L’âme humaine ne connaît pas le corps humain lui-même, et ne sait qu’il existe que par les idées des affections qu’il éprouve.

Démonstration

En effet, l’âme humaine, c’est l’idée même ou la connaissance du corps humain (par la Propos. 12), laquelle est en Dieu (par la Propos. 9), en tant qu’on le considère comme affecté de l’idée d’une autre chose particulière, ou bien, en tant que le corps humain a besoin de plusieurs autres corps dont il est continuellement comme régénéré ; or, l’ordre et la connexion des idées est le même (par la Propos. 7) que l’ordre et la connexion des causes. Cette idée sera donc en Dieu en tant qu’on le considère comme affecté des idées de plusieurs choses particulières.
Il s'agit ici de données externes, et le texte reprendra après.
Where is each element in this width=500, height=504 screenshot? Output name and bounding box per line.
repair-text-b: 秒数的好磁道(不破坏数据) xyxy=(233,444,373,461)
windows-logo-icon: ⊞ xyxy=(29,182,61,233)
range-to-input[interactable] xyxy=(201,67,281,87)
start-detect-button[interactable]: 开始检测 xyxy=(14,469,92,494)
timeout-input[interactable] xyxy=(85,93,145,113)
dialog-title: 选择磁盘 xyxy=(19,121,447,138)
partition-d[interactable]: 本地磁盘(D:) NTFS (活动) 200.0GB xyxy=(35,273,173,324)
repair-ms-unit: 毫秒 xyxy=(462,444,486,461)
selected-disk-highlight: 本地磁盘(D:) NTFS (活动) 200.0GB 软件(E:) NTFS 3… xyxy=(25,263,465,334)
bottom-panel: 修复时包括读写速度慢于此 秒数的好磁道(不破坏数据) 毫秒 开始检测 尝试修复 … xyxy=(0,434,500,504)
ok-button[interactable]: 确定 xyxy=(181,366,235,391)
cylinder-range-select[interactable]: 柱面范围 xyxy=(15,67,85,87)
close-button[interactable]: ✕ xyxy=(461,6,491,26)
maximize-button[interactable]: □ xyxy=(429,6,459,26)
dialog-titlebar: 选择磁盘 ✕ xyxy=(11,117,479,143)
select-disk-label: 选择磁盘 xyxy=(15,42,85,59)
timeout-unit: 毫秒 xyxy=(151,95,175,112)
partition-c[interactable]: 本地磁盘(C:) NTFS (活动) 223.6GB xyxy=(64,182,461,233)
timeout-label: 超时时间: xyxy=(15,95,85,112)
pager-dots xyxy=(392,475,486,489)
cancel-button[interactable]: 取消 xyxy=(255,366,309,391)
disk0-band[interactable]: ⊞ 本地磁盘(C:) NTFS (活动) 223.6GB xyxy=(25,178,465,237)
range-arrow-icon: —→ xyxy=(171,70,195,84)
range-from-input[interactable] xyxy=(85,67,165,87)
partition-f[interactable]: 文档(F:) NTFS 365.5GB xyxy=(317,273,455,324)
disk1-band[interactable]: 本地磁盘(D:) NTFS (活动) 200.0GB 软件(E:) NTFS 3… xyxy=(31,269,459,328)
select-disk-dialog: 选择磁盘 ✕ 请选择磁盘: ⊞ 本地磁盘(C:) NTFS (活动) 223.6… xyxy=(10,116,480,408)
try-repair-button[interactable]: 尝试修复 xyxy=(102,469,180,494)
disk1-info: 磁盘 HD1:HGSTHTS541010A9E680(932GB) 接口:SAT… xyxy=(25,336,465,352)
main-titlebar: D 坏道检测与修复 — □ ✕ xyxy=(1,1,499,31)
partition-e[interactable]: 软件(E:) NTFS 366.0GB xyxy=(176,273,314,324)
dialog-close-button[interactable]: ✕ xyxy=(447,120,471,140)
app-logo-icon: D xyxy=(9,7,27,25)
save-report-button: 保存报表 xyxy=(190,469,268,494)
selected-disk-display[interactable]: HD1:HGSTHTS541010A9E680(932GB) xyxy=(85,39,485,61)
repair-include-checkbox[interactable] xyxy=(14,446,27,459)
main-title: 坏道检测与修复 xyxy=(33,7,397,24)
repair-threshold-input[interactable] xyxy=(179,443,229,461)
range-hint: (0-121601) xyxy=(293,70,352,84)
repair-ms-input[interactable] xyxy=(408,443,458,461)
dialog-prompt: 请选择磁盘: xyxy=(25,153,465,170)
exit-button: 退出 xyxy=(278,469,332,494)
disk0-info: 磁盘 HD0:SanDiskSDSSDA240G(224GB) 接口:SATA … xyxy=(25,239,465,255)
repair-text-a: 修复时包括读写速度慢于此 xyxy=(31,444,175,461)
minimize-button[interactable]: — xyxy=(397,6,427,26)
Par conséquent, si Dieu a l’idée du corps humain, ou autrement, si Dieu connaît le corps humain, c’est en tant qu’il est affecté de plusieurs autres idées, et non en tant qu’il constitue la nature de l’âme humaine ; en d’autres termes (par le Corollaire de la Propos. 11), l’âme humaine ne connaît pas le corps humain. Mais, d’un autre côté, les idées des affections du corps sont en Dieu, en tant qu’il constitue la nature de l’âme humaine ; ou autrement, l’âme humaine perçoit ces mêmes affections (par la Propos. 12) ; et en conséquence (par la Propos. 16) elle perçoit le corps humain lui-même ; et enfin elle le perçoit (par la Propos. 17) comme existant en acte. C’est donc de cette façon seulement que l’âme humaine perçoit le corps humain lui-même. C. Q. F. D.